Outpatient surgery comes in three stages:
1. Preoperative or before surgery.
- Before surgery you and your surgeon will discuss your medical history, discuss your operation, have your questions answered, and sign consent forms. You will meet your anesthesiologist who tell you the kind of anesthesia you will receive and answer your questions.
- You will receive preadmission lab testing the day before your surgery. Women of child bearing age will receive a pregnancy test.
- You will be taken to change into a hospital gown, have an IV inserted, and asked questions that may have been answered before! This is done to assure your safety.
- You will be prepared for surgery. Your Ortho Illinois surgeon will write on the area to be operated on. If you have hairy arms, your arm may be shaved where the surgery is to be performed.
2. During Surgery.
- You will be taken into the operating room and moved from a stretcher to the operating room table. The room will be cold and the nurse will provide you with warm blankets, to keep you comfortable.
- If you have general anesthesia, you will receive medicine in your IV to put you to sleep, and the anesthesiologist will place a breathing tube to supply oxygen and gases to keep you asleep. When surgery is completed, your anesthesiologist will wake you. You will then be moved to recovery.
3. After Surgery.
- When you wake up, your arm will be bandaged and there will be a splint or half cast. Ice packs will help decrease postoperative pain and swelling.
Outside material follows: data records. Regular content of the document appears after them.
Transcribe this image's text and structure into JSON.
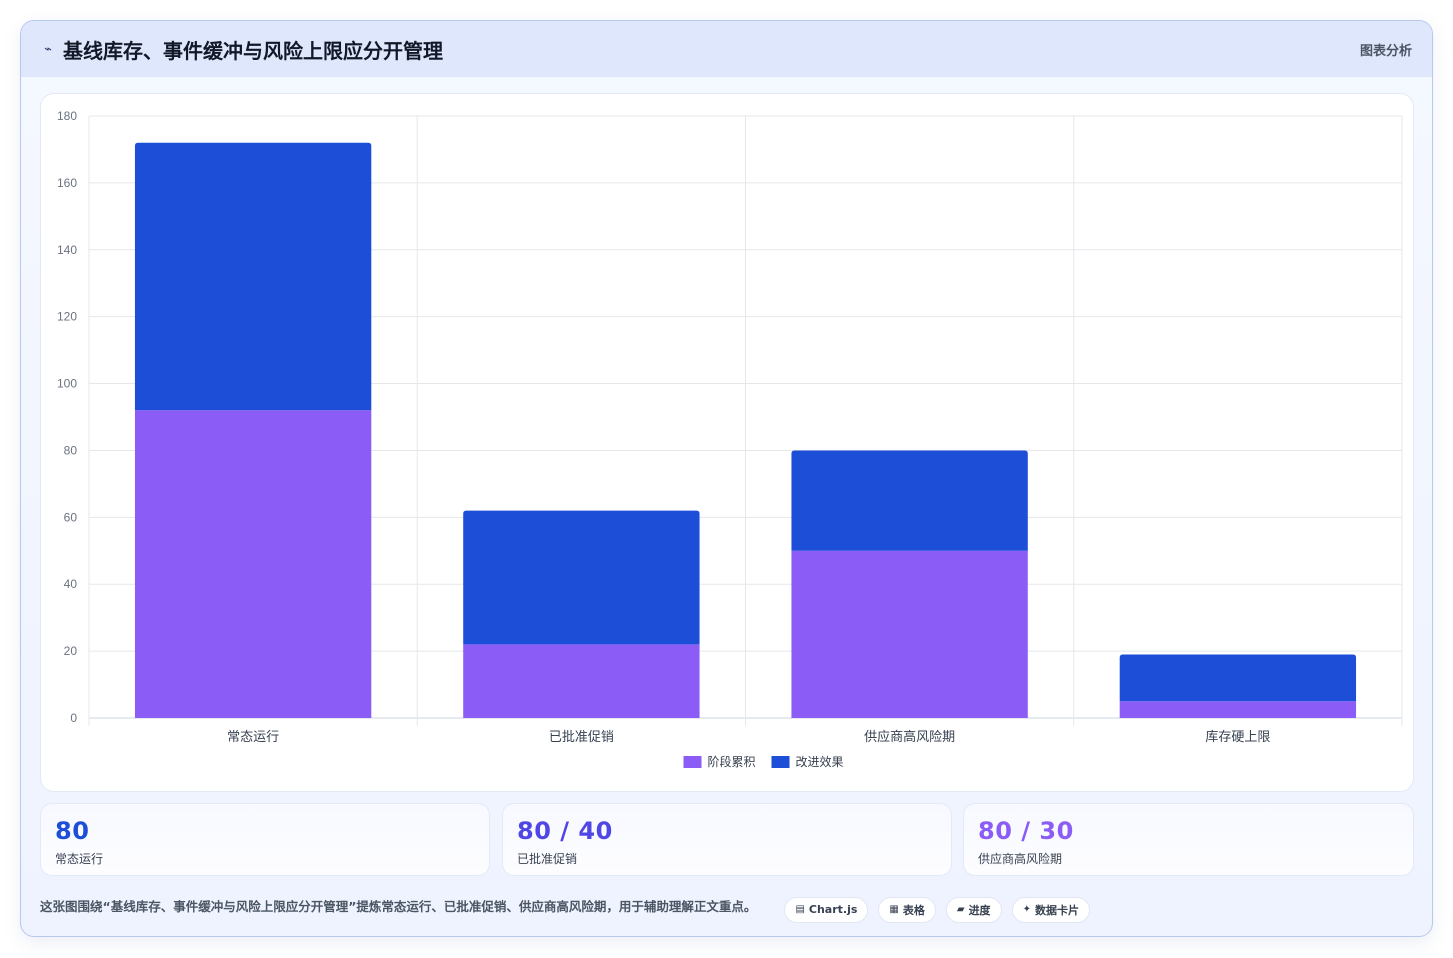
{
  "header": {
    "title": "基线库存、事件缓冲与风险上限应分开管理",
    "title_icon": "trend-icon",
    "tag": "图表分析"
  },
  "chart_data": {
    "type": "bar",
    "stacked": true,
    "categories": [
      "常态运行",
      "已批准促销",
      "供应商高风险期",
      "库存硬上限"
    ],
    "series": [
      {
        "name": "阶段累积",
        "color": "#8b5cf6",
        "values": [
          92,
          22,
          50,
          5
        ]
      },
      {
        "name": "改进效果",
        "color": "#1d4ed8",
        "values": [
          80,
          40,
          30,
          14
        ]
      }
    ],
    "ylim": [
      0,
      180
    ],
    "yticks": [
      0,
      20,
      40,
      60,
      80,
      100,
      120,
      140,
      160,
      180
    ],
    "grid": true,
    "legend": "bottom"
  },
  "kpis": [
    {
      "value": "80",
      "label": "常态运行",
      "color": "#1d4ed8"
    },
    {
      "value": "80 / 40",
      "label": "已批准促销",
      "color": "#4f46e5"
    },
    {
      "value": "80 / 30",
      "label": "供应商高风险期",
      "color": "#8b5cf6"
    }
  ],
  "footer": {
    "text": "这张图围绕“基线库存、事件缓冲与风险上限应分开管理”提炼常态运行、已批准促销、供应商高风险期，用于辅助理解正文重点。",
    "chips": [
      {
        "icon": "▤",
        "label": "Chart.js"
      },
      {
        "icon": "▦",
        "label": "表格"
      },
      {
        "icon": "▰",
        "label": "进度"
      },
      {
        "icon": "✦",
        "label": "数据卡片"
      }
    ]
  }
}
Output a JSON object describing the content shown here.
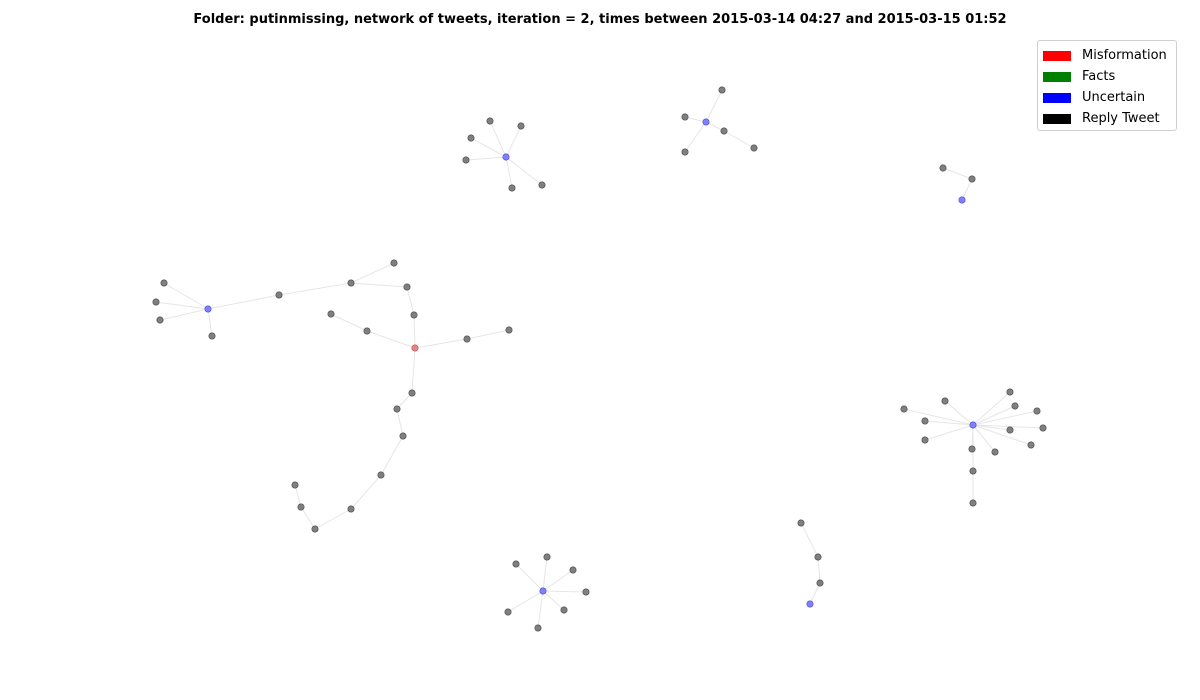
{
  "title": "Folder: putinmissing, network of tweets, iteration = 2, times between 2015-03-14 04:27 and 2015-03-15 01:52",
  "legend": [
    {
      "label": "Misformation",
      "color": "#ff0000"
    },
    {
      "label": "Facts",
      "color": "#008000"
    },
    {
      "label": "Uncertain",
      "color": "#0000ff"
    },
    {
      "label": "Reply Tweet",
      "color": "#000000"
    }
  ],
  "colors": {
    "misinformation_node": "#f08080",
    "uncertain_node": "#7f7fff",
    "reply_node": "#7f7f7f",
    "edge": "#e6e6e6"
  }
}
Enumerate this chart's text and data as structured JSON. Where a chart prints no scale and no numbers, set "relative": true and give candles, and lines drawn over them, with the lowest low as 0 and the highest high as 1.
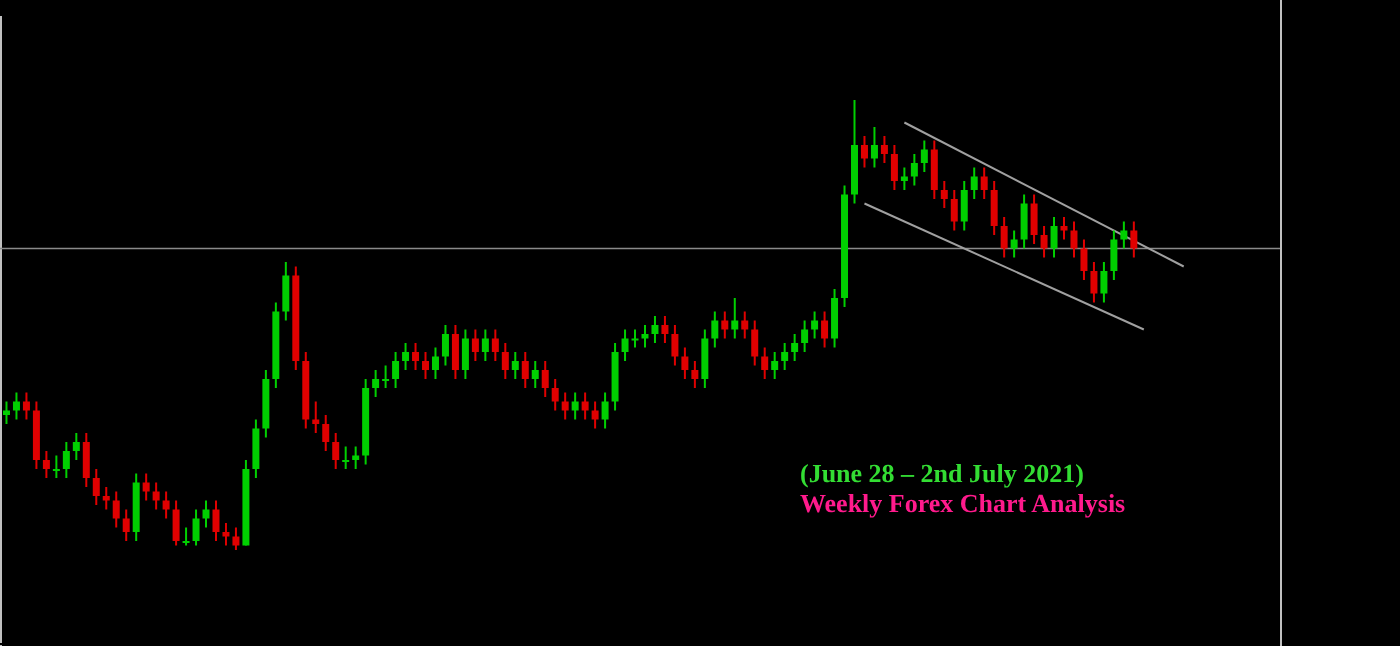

If needed, you will receive pain medication. When you are feeling better and can drink liquids and get dressed you will be discharged with prescriptions for pain medicine and antibiotics.
- At home, you will eat only tea and clear liquids for your first meal. Ice will be applied four times a day for at least 20 minutes each time.
- If you have painful swelling, a temperature over 101, redness around your incision or yellow drainage, call your Ortho Illinois surgeon immediately.
- No exercise of the wrist, elbow or hand should be done until your doctor instructs you.
- You must keep the sling, dressing or incisions dry until your physician notifies you.
All of this information will be provided to you before surgery so that you can understand what to expect and prepare for assistance at home. Pain and swelling are normal after surgery. Your surgeon will also provide you with a return to work schedule, when applicable.